More than 250 artists and artisans are expected to travel from around the country to the American Craft Council’s three-day show in St. Paul this month, but for some the journey will be as easy as a drive across the river.

Among the locals appearing this year are several craftspeople with Southwest ties, including Judith Kinghorn, a jewelry maker who keeps a studio near the intersection of Aldrich Avenue and West 26th Street in The Wedge neighborhood. Kinghorn was apologetic when she received a visitor there in late March: Her studio was in disarray because of a recent move from a nearby building, and she was short on time, needing to catch a flight soon to New York City where she was exhibiting in the CraftNEWYORK show.

Kinghorn didn’t disappoint, though, leading her visitor through the piles of boxes to a backroom safe from which she produced piece after piece of stunning gold and sterling silver jewelry. There was her allium stickpin, looking like a supernova burst of delicate flower buds, and her chrysanthemum brooch, a slow-burning fireball of oxidized gold that is one of her signature pieces.

They don’t sparkle so much as smolder. Kinghorn prefers the “more subdued look” of oxidized metal, and her flower-inspired jewelry has a subtle, velvety glow.

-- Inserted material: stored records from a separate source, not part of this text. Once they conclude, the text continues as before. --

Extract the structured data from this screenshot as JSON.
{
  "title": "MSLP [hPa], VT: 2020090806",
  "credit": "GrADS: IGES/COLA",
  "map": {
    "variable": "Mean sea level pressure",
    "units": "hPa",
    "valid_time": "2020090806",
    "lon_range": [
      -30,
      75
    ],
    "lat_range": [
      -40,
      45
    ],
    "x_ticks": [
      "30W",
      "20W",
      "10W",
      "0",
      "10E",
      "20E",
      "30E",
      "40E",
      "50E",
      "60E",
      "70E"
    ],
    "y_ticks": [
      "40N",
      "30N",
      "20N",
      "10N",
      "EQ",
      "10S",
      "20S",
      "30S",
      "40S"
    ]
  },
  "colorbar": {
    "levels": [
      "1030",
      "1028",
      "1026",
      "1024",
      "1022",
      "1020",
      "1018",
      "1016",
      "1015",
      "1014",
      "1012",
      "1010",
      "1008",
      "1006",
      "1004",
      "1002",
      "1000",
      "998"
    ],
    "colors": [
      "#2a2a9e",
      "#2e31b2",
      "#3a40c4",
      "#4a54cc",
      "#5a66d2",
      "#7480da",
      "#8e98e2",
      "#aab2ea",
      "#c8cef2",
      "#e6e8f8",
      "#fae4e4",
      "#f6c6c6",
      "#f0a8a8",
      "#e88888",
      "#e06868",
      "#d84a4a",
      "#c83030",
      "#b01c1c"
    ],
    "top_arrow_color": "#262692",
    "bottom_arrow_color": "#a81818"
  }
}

Kinghorn said she’s been making jewelry “obsessively since 1989” after prior careers in fields as different as transportation planning and interior design. She started out making earrings for friends, and the hobby quickly became a vocation.

Her early pieces took geometric forms that reflected an interest in architecture. She was commissioned to produce a commemorative brooch for the 1993 opening of the Weisman Art Museum on the University of Minnesota campus, and she came up with a piece that mimicked the stainless steel carapace designed for the building by architect Frank Gehry.

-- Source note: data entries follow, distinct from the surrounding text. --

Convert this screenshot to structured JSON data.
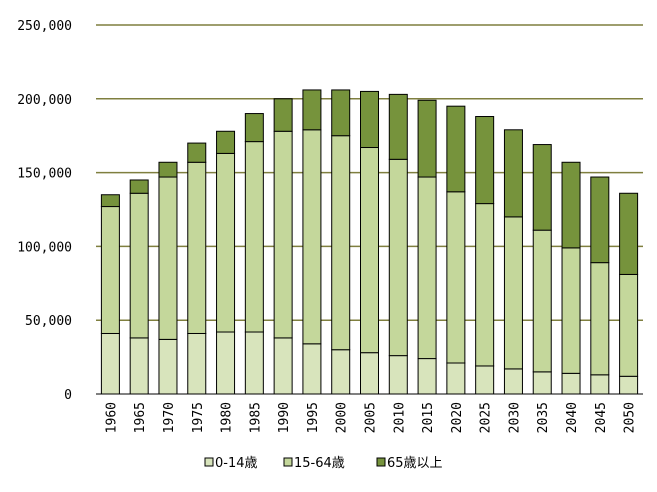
{
  "chart_data": {
    "type": "bar",
    "stacked": true,
    "categories": [
      "1960",
      "1965",
      "1970",
      "1975",
      "1980",
      "1985",
      "1990",
      "1995",
      "2000",
      "2005",
      "2010",
      "2015",
      "2020",
      "2025",
      "2030",
      "2035",
      "2040",
      "2045",
      "2050"
    ],
    "series": [
      {
        "name": "0-14歳",
        "color": "#d8e4bc",
        "values": [
          41000,
          38000,
          37000,
          41000,
          42000,
          42000,
          38000,
          34000,
          30000,
          28000,
          26000,
          24000,
          21000,
          19000,
          17000,
          15000,
          14000,
          13000,
          12000
        ]
      },
      {
        "name": "15-64歳",
        "color": "#c4d79b",
        "values": [
          86000,
          98000,
          110000,
          116000,
          121000,
          129000,
          140000,
          145000,
          145000,
          139000,
          133000,
          123000,
          116000,
          110000,
          103000,
          96000,
          85000,
          76000,
          69000
        ]
      },
      {
        "name": "65歳以上",
        "color": "#76933c",
        "values": [
          8000,
          9000,
          10000,
          13000,
          15000,
          19000,
          22000,
          27000,
          31000,
          38000,
          44000,
          52000,
          58000,
          59000,
          59000,
          58000,
          58000,
          58000,
          55000
        ]
      }
    ],
    "ylim": [
      0,
      250000
    ],
    "yticks": [
      0,
      50000,
      100000,
      150000,
      200000,
      250000
    ],
    "ytick_labels": [
      "0",
      "50,000",
      "100,000",
      "150,000",
      "200,000",
      "250,000"
    ],
    "grid": true,
    "gridline_color": "#7f7f3f",
    "legend_position": "bottom"
  }
}
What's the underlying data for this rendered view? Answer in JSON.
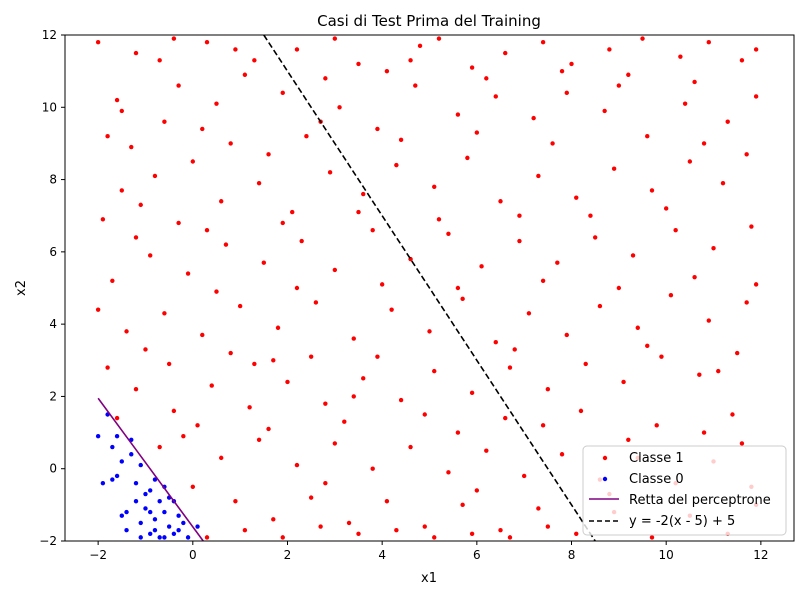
{
  "chart_data": {
    "type": "scatter",
    "title": "Casi di Test Prima del Training",
    "xlabel": "x1",
    "ylabel": "x2",
    "xlim": [
      -2.7,
      12.7
    ],
    "ylim": [
      -2,
      12
    ],
    "xticks": [
      -2,
      0,
      2,
      4,
      6,
      8,
      10,
      12
    ],
    "yticks": [
      -2,
      0,
      2,
      4,
      6,
      8,
      10,
      12
    ],
    "x_tick_labels": [
      "−2",
      "0",
      "2",
      "4",
      "6",
      "8",
      "10",
      "12"
    ],
    "y_tick_labels": [
      "−2",
      "0",
      "2",
      "4",
      "6",
      "8",
      "10",
      "12"
    ],
    "grid": false,
    "legend_position": "bottom-right",
    "series": [
      {
        "name": "Classe 1",
        "kind": "scatter",
        "color": "#ff0000",
        "points": [
          [
            -2.0,
            11.8
          ],
          [
            -1.6,
            10.2
          ],
          [
            -1.2,
            11.5
          ],
          [
            -0.7,
            11.3
          ],
          [
            -0.4,
            11.9
          ],
          [
            0.3,
            11.8
          ],
          [
            0.9,
            11.6
          ],
          [
            -1.8,
            9.2
          ],
          [
            -1.3,
            8.9
          ],
          [
            -0.6,
            9.6
          ],
          [
            0.5,
            10.1
          ],
          [
            1.1,
            10.9
          ],
          [
            1.9,
            10.4
          ],
          [
            2.2,
            11.6
          ],
          [
            3.0,
            11.9
          ],
          [
            3.5,
            11.2
          ],
          [
            4.1,
            11.0
          ],
          [
            4.8,
            11.7
          ],
          [
            5.2,
            11.9
          ],
          [
            5.9,
            11.1
          ],
          [
            6.6,
            11.5
          ],
          [
            7.4,
            11.8
          ],
          [
            8.0,
            11.2
          ],
          [
            8.8,
            11.6
          ],
          [
            9.5,
            11.9
          ],
          [
            10.3,
            11.4
          ],
          [
            10.9,
            11.8
          ],
          [
            11.6,
            11.3
          ],
          [
            11.9,
            10.3
          ],
          [
            11.3,
            9.6
          ],
          [
            10.4,
            10.1
          ],
          [
            9.6,
            9.2
          ],
          [
            8.7,
            9.9
          ],
          [
            7.9,
            10.4
          ],
          [
            7.2,
            9.7
          ],
          [
            6.4,
            10.3
          ],
          [
            5.6,
            9.8
          ],
          [
            4.7,
            10.6
          ],
          [
            3.9,
            9.4
          ],
          [
            3.1,
            10.0
          ],
          [
            2.4,
            9.2
          ],
          [
            1.6,
            8.7
          ],
          [
            0.8,
            9.0
          ],
          [
            0.0,
            8.5
          ],
          [
            -0.8,
            8.1
          ],
          [
            -1.5,
            7.7
          ],
          [
            -1.9,
            6.9
          ],
          [
            -1.2,
            6.4
          ],
          [
            -0.3,
            6.8
          ],
          [
            0.6,
            7.4
          ],
          [
            1.4,
            7.9
          ],
          [
            2.1,
            7.1
          ],
          [
            2.9,
            8.2
          ],
          [
            3.6,
            7.6
          ],
          [
            4.3,
            8.4
          ],
          [
            5.1,
            7.8
          ],
          [
            5.8,
            8.6
          ],
          [
            6.5,
            7.4
          ],
          [
            7.3,
            8.1
          ],
          [
            8.1,
            7.5
          ],
          [
            8.9,
            8.3
          ],
          [
            9.7,
            7.7
          ],
          [
            10.5,
            8.5
          ],
          [
            11.2,
            7.9
          ],
          [
            11.8,
            6.7
          ],
          [
            11.0,
            6.1
          ],
          [
            10.2,
            6.6
          ],
          [
            9.3,
            5.9
          ],
          [
            8.5,
            6.4
          ],
          [
            7.7,
            5.7
          ],
          [
            6.9,
            6.3
          ],
          [
            6.1,
            5.6
          ],
          [
            5.4,
            6.5
          ],
          [
            4.6,
            5.8
          ],
          [
            3.8,
            6.6
          ],
          [
            3.0,
            5.5
          ],
          [
            2.3,
            6.3
          ],
          [
            1.5,
            5.7
          ],
          [
            0.7,
            6.2
          ],
          [
            -0.1,
            5.4
          ],
          [
            -0.9,
            5.9
          ],
          [
            -1.7,
            5.2
          ],
          [
            -2.0,
            4.4
          ],
          [
            -1.4,
            3.8
          ],
          [
            -0.6,
            4.3
          ],
          [
            0.2,
            3.7
          ],
          [
            1.0,
            4.5
          ],
          [
            1.8,
            3.9
          ],
          [
            2.6,
            4.6
          ],
          [
            3.4,
            3.6
          ],
          [
            4.2,
            4.4
          ],
          [
            5.0,
            3.8
          ],
          [
            5.7,
            4.7
          ],
          [
            6.4,
            3.5
          ],
          [
            7.1,
            4.3
          ],
          [
            7.9,
            3.7
          ],
          [
            8.6,
            4.5
          ],
          [
            9.4,
            3.9
          ],
          [
            10.1,
            4.8
          ],
          [
            10.9,
            4.1
          ],
          [
            11.7,
            4.6
          ],
          [
            11.5,
            3.2
          ],
          [
            10.7,
            2.6
          ],
          [
            9.9,
            3.1
          ],
          [
            9.1,
            2.4
          ],
          [
            8.3,
            2.9
          ],
          [
            7.5,
            2.2
          ],
          [
            6.7,
            2.8
          ],
          [
            5.9,
            2.1
          ],
          [
            5.1,
            2.7
          ],
          [
            4.4,
            1.9
          ],
          [
            3.6,
            2.5
          ],
          [
            2.8,
            1.8
          ],
          [
            2.0,
            2.4
          ],
          [
            1.2,
            1.7
          ],
          [
            0.4,
            2.3
          ],
          [
            -0.4,
            1.6
          ],
          [
            -1.2,
            2.2
          ],
          [
            -1.8,
            2.8
          ],
          [
            -0.2,
            0.9
          ],
          [
            0.6,
            0.3
          ],
          [
            1.4,
            0.8
          ],
          [
            2.2,
            0.1
          ],
          [
            3.0,
            0.7
          ],
          [
            3.8,
            0.0
          ],
          [
            4.6,
            0.6
          ],
          [
            5.4,
            -0.1
          ],
          [
            6.2,
            0.5
          ],
          [
            7.0,
            -0.2
          ],
          [
            7.8,
            0.4
          ],
          [
            8.6,
            -0.3
          ],
          [
            9.4,
            0.3
          ],
          [
            10.2,
            -0.4
          ],
          [
            11.0,
            0.2
          ],
          [
            11.8,
            -0.5
          ],
          [
            0.9,
            -0.9
          ],
          [
            1.7,
            -1.4
          ],
          [
            2.5,
            -0.8
          ],
          [
            3.3,
            -1.5
          ],
          [
            4.1,
            -0.9
          ],
          [
            4.9,
            -1.6
          ],
          [
            5.7,
            -1.0
          ],
          [
            6.5,
            -1.7
          ],
          [
            7.3,
            -1.1
          ],
          [
            8.1,
            -1.8
          ],
          [
            8.9,
            -1.2
          ],
          [
            9.7,
            -1.9
          ],
          [
            10.5,
            -1.3
          ],
          [
            11.3,
            -1.8
          ],
          [
            11.9,
            -1.0
          ],
          [
            0.3,
            -1.9
          ],
          [
            1.1,
            -1.7
          ],
          [
            1.9,
            -1.9
          ],
          [
            2.7,
            -1.6
          ],
          [
            3.5,
            -1.8
          ],
          [
            4.3,
            -1.7
          ],
          [
            5.1,
            -1.9
          ],
          [
            5.9,
            -1.8
          ],
          [
            6.7,
            -1.9
          ],
          [
            7.5,
            -1.6
          ],
          [
            0.1,
            1.2
          ],
          [
            -0.7,
            0.6
          ],
          [
            1.3,
            2.9
          ],
          [
            2.5,
            3.1
          ],
          [
            3.2,
            1.3
          ],
          [
            4.9,
            1.5
          ],
          [
            6.6,
            1.4
          ],
          [
            8.2,
            1.6
          ],
          [
            9.8,
            1.2
          ],
          [
            11.4,
            1.5
          ],
          [
            -1.0,
            3.3
          ],
          [
            0.8,
            3.2
          ],
          [
            3.9,
            3.1
          ],
          [
            6.8,
            3.3
          ],
          [
            9.6,
            3.4
          ],
          [
            11.1,
            2.7
          ],
          [
            -1.5,
            9.9
          ],
          [
            0.2,
            9.4
          ],
          [
            2.7,
            9.6
          ],
          [
            4.4,
            9.1
          ],
          [
            6.0,
            9.3
          ],
          [
            7.6,
            9.0
          ],
          [
            9.0,
            10.6
          ],
          [
            10.8,
            9.0
          ],
          [
            11.7,
            8.7
          ],
          [
            10.0,
            7.2
          ],
          [
            8.4,
            7.0
          ],
          [
            6.9,
            7.0
          ],
          [
            5.2,
            6.9
          ],
          [
            3.5,
            7.1
          ],
          [
            1.9,
            6.8
          ],
          [
            0.3,
            6.6
          ],
          [
            -1.1,
            7.3
          ],
          [
            -0.3,
            10.6
          ],
          [
            1.3,
            11.3
          ],
          [
            2.8,
            10.8
          ],
          [
            4.6,
            11.3
          ],
          [
            6.2,
            10.8
          ],
          [
            7.8,
            11.0
          ],
          [
            9.2,
            10.9
          ],
          [
            10.6,
            10.7
          ],
          [
            11.9,
            11.6
          ],
          [
            0.5,
            4.9
          ],
          [
            2.2,
            5.0
          ],
          [
            4.0,
            5.1
          ],
          [
            5.6,
            5.0
          ],
          [
            7.4,
            5.2
          ],
          [
            9.0,
            5.0
          ],
          [
            10.6,
            5.3
          ],
          [
            11.9,
            5.1
          ],
          [
            -1.6,
            1.4
          ],
          [
            1.6,
            1.1
          ],
          [
            3.4,
            2.0
          ],
          [
            5.6,
            1.0
          ],
          [
            7.4,
            1.2
          ],
          [
            9.2,
            0.8
          ],
          [
            10.8,
            1.0
          ],
          [
            0.0,
            -0.5
          ],
          [
            2.8,
            -0.4
          ],
          [
            6.0,
            -0.6
          ],
          [
            8.8,
            -0.7
          ],
          [
            11.6,
            0.7
          ],
          [
            -0.5,
            2.9
          ],
          [
            1.7,
            3.0
          ]
        ]
      },
      {
        "name": "Classe 0",
        "kind": "scatter",
        "color": "#0000ff",
        "points": [
          [
            -2.0,
            0.9
          ],
          [
            -1.9,
            -0.4
          ],
          [
            -1.8,
            1.5
          ],
          [
            -1.7,
            0.6
          ],
          [
            -1.6,
            -0.2
          ],
          [
            -1.5,
            -1.3
          ],
          [
            -1.4,
            -1.7
          ],
          [
            -1.3,
            0.4
          ],
          [
            -1.3,
            0.8
          ],
          [
            -1.2,
            -0.9
          ],
          [
            -1.1,
            -1.5
          ],
          [
            -1.1,
            0.1
          ],
          [
            -1.0,
            -1.1
          ],
          [
            -0.9,
            -1.8
          ],
          [
            -0.9,
            -0.6
          ],
          [
            -0.8,
            -0.3
          ],
          [
            -0.8,
            -1.4
          ],
          [
            -0.7,
            -0.9
          ],
          [
            -0.7,
            -1.9
          ],
          [
            -0.6,
            -0.5
          ],
          [
            -0.6,
            -1.2
          ],
          [
            -0.5,
            -1.6
          ],
          [
            -0.4,
            -0.9
          ],
          [
            -0.4,
            -1.8
          ],
          [
            -0.3,
            -1.3
          ],
          [
            -0.2,
            -1.5
          ],
          [
            -0.1,
            -1.9
          ],
          [
            -1.5,
            0.2
          ],
          [
            -1.2,
            -0.4
          ],
          [
            -0.9,
            -1.2
          ],
          [
            -1.7,
            -0.3
          ],
          [
            -1.0,
            -0.7
          ],
          [
            -0.5,
            -0.8
          ],
          [
            -0.3,
            -1.7
          ],
          [
            -1.4,
            -1.2
          ],
          [
            -0.8,
            -1.7
          ],
          [
            -1.6,
            0.9
          ],
          [
            -1.1,
            -1.9
          ],
          [
            0.1,
            -1.6
          ],
          [
            -0.6,
            -1.9
          ]
        ]
      },
      {
        "name": "Retta del perceptrone",
        "kind": "line",
        "color": "#800080",
        "points": [
          [
            -2.0,
            1.95
          ],
          [
            0.22,
            -2.0
          ]
        ]
      },
      {
        "name": "y = -2(x - 5) + 5",
        "kind": "dashed-line",
        "color": "#000000",
        "points": [
          [
            1.5,
            12.0
          ],
          [
            8.5,
            -2.0
          ]
        ]
      }
    ]
  }
}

She made 145 of the brooches. It took her a year.

These days, Kinghorn finds her inspiration in nature, but she doesn’t set out to meticulously replicate specific flowers or plants. She lets the materials and her imagination guide her and, although her pieces often come to resemble specific organic forms, Kinghorn doesn’t name them until they’re completed, a labor-intensive process that typically takes around 40 to 60 hours for each piece of jewelry.

The ceramicist Julia Timm used to live in Kenwood, where neighbors might recall her large garden, a multi-year project that eventually swallowed her entire yard. Then, about eight years ago, Timm was swallowed up by ceramics, a new passion that took the place of gardening and cooking for the former stay-at-home mom and recent empty nester.

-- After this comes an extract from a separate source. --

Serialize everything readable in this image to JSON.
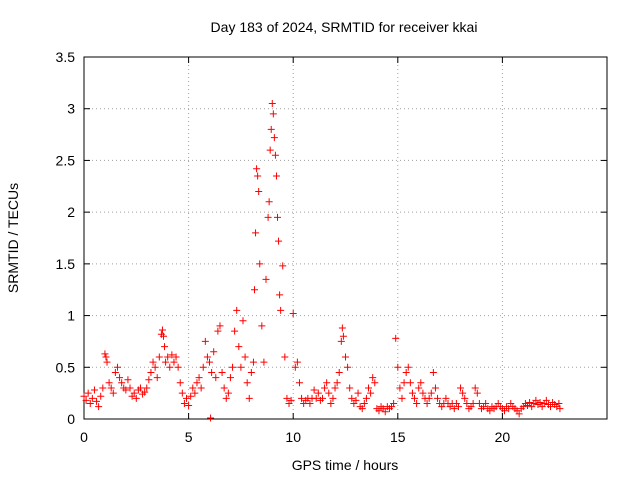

“I gave up gardening and I gave up cooking, and I just really focused on it fulltime,” she recalled. “I gave up seeing my friends for about three years.”

Timm now lives in a condominium downtown and works out of a studio in Northeast’s Northrup King Building, where she produces vases, tea kettles, tableware and other pieces intended to be both functional and decorative under the name Fresh Mud Pottery.

Timm cuts and assembles slabs of clay for her pieces instead of working on a potters’ wheel. She embraces right angles and sharp edges in her work, emulating the creases and folds of Japanese origami.

Unlike Kinghorn, who has participated in American Craft Council shows since the early ’90s, this marks Timm’s first time participating in the juried exhibition. Making it into the show was one of her long-term goals, she said.

“For many, many years I went to the craft council show as a consumer,” Timm said. “I had no idea I would ever walk down this road and make work myself.”


The American Craft Council St. Paul Show runs April 20–22 at St. Paul’s RiverCentre, 175 W. Kellogg Blvd. Hours are 10 a.m.–8 p.m. Friday, 10 a.m.–6 p.m. Saturday and 10 a.m.–5 p.m. Sunday. Admission is $12 for one day or $20 for all three days. Admission to a preview party, 6 p.m.–9 p.m. April 19, is $75.